A rough account of what I did with Emacs recently.

November 26
Another fascinating discover-by-breaking Appleism: the default mail server config rejects mail ... with an empty subject line.

November 22
The latest incarnation of Apple's Apache Web Server, as provided in their Server product, includes some sort of application proxy. After a frustrating ten minutes where a Django app I run kept losing its login credentials, I realised that the problem was that I had another Django app on the same server - using a different process pool, I should note - which was getting shunted through the same proxy, and somehow invalidating the logged-in app. The part of this that's really annoying is that finding documentation on exactly what Apple is doing with Apache is rarely easy and often the only sure way to proceed is to find the configuration files and read them yourself, or just disable the Apple-provided configuration entirely and build your own stack instead.


November 21
Went to see Spectre this afternoon. It was a nice piece of brain candy, but at the same time I came away from it feeling it was all just a bit flat - like it was going through the motions of a Bond movie without any real enthusiasm.

November 15
I've started re-reading Cryptonomicon, having discovered that Amazon was willing to sell the Kindle version to me cheaply because I'd previously bought the doorstop dead tree version. It's better than I remember, but it's also dated pretty badly in places (floppy disk to hold your private crypto key? not a secure USB key?), and the mathematical exposition (using Turing's damaged bike to illustrate how Enigma rotors work, for example) is overcooked to the point of tedium because if you're not interested, it's not advancing the plot, and if you are interested, it's written at such an elementary level that you just want to skip past it to the good bits. Still, enjoying the retread through half-remembered passages of the book.


November 11
Survived running 5k. First run in about 6 years, no prep (other than that I cycle to and from work daily), and I managed to clock in at about 31 and a half minutes. More to the point, I raised about €375 for the charity, part of over €5,000 raised by the office team. Go us, etc.

November 9
For those of you waiting for the DSPsrv to fall over again, turning off the Completely Fair Scheduler (a thing wot controls how data gets written to the disks) appears to have dramatically cut back on the hardware errors I was seeing. Go figure.

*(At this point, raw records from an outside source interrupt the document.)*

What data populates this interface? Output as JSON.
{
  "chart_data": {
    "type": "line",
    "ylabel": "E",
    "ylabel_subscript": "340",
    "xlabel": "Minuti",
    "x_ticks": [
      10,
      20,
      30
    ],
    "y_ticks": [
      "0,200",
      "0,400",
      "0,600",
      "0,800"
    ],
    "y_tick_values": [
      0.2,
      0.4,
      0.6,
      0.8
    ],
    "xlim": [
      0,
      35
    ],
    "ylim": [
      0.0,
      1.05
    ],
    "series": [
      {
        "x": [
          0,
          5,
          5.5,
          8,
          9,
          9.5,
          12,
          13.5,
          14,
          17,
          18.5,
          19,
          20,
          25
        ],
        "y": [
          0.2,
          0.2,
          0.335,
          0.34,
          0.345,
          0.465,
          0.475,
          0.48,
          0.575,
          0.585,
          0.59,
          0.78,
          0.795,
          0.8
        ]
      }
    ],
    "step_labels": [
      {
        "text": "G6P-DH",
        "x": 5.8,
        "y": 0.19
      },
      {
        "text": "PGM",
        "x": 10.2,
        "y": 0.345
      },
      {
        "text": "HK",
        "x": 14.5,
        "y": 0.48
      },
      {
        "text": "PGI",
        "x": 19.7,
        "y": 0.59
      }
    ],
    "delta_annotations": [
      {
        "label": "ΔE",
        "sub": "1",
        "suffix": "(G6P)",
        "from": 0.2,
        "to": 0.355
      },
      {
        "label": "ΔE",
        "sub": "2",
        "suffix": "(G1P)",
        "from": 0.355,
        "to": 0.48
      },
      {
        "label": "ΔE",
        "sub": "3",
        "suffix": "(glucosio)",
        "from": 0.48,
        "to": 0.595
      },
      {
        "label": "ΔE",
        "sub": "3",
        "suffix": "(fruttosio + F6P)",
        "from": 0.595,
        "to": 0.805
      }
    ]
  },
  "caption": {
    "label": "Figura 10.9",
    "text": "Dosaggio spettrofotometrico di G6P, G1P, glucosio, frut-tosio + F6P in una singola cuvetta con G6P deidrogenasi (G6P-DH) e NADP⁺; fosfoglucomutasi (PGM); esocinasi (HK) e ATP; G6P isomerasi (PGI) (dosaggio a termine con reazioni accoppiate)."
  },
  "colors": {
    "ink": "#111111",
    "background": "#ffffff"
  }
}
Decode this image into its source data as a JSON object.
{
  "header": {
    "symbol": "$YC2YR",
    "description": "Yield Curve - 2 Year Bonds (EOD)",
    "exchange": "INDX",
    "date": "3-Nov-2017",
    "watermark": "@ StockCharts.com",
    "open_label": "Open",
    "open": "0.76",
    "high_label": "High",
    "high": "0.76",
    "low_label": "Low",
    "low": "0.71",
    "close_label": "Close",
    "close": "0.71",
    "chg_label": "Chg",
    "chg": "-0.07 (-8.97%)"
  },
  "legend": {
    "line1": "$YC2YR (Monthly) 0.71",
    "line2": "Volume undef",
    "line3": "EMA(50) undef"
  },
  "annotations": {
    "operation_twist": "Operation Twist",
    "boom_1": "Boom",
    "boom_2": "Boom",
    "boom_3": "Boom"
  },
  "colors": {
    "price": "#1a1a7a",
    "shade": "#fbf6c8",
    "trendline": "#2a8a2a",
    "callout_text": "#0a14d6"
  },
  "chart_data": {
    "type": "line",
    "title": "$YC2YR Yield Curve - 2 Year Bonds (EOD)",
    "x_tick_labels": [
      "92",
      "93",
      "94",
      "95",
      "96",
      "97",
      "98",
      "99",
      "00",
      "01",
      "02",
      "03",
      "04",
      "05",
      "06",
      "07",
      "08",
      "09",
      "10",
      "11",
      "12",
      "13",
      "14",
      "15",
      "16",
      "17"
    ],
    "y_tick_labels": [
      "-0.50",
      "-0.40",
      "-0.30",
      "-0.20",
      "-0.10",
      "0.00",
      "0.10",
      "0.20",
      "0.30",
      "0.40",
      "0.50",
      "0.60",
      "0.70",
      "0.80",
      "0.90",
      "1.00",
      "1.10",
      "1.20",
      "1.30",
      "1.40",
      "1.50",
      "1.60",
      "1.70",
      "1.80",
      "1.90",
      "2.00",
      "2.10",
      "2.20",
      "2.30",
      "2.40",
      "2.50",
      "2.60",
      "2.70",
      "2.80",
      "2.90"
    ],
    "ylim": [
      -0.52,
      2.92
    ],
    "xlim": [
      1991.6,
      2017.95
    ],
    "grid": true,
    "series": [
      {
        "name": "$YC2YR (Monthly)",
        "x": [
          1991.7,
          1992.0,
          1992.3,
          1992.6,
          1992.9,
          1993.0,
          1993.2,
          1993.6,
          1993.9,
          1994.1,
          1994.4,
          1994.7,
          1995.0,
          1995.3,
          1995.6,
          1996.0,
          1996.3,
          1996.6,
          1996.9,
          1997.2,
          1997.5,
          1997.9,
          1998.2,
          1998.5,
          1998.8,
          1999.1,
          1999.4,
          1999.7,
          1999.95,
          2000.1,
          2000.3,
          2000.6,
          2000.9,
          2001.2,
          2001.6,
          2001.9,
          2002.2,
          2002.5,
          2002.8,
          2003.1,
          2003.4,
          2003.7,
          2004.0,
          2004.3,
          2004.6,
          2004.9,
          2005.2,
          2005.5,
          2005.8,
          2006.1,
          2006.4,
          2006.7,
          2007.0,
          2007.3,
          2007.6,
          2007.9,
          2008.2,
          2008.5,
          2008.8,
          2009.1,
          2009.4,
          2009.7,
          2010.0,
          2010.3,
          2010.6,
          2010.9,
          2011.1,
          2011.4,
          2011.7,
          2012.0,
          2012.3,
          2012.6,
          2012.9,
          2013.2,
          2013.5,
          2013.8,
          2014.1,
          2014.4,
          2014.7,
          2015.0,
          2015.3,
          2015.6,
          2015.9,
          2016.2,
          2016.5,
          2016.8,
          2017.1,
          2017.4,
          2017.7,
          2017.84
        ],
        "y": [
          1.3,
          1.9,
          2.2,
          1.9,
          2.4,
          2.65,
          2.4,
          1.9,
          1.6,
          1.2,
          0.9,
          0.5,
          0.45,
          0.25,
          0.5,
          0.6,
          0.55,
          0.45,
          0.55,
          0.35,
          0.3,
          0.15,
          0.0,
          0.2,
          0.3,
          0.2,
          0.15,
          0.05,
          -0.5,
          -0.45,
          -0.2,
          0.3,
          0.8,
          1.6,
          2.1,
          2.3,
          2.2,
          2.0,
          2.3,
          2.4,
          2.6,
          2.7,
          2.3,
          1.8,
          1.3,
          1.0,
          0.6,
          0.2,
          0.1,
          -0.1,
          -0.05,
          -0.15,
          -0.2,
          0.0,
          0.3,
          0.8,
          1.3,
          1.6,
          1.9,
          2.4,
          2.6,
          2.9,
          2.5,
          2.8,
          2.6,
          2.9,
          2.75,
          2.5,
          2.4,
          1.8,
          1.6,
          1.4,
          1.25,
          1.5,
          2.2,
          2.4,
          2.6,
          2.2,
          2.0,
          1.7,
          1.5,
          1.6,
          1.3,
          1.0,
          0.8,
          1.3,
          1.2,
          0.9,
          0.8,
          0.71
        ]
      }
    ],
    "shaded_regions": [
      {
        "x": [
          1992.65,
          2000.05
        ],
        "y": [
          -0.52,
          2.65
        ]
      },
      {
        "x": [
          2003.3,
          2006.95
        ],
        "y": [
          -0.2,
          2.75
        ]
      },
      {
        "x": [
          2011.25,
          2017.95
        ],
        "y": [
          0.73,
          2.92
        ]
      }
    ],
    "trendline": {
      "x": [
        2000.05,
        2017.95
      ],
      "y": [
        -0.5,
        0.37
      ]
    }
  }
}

This Wednesday, I'm doing a run - well, probably more of a fast walk - for the first time since December 20089. I will be participating in the Dublin Run in the Dark, and I am fundraising as part of a company team over at JustGiving.com. Feel free to chip in a few quid, if you are so inclined.


November 1
All FatWatch data now uploaded to FitBit. Thanks, FatWatch, you've been great, but I don't need more than one place to keep my weight data (it'd be nice if both FitBit and FatWatch integrated with HealthKit so they could share the weight data, but there you go). I've also put some comments in the upload script explaining how to get it to work. It's still not exactly a user app, though.

DSPsrv is back online again, and thanks to various handwavy things I'm no wiser as to why it actually died. I've made some minor tweaks - such as having it automatically reboot 30 seconds after a kernel panic - which I hope will make it less likely to get into an intervention-requiring state again, but I have some other things I want to do in terms of monitoring its health and maybe getting a better understanding of same. It doesn't help that Dell's official diagnostic / management software has moved on from this particular platform.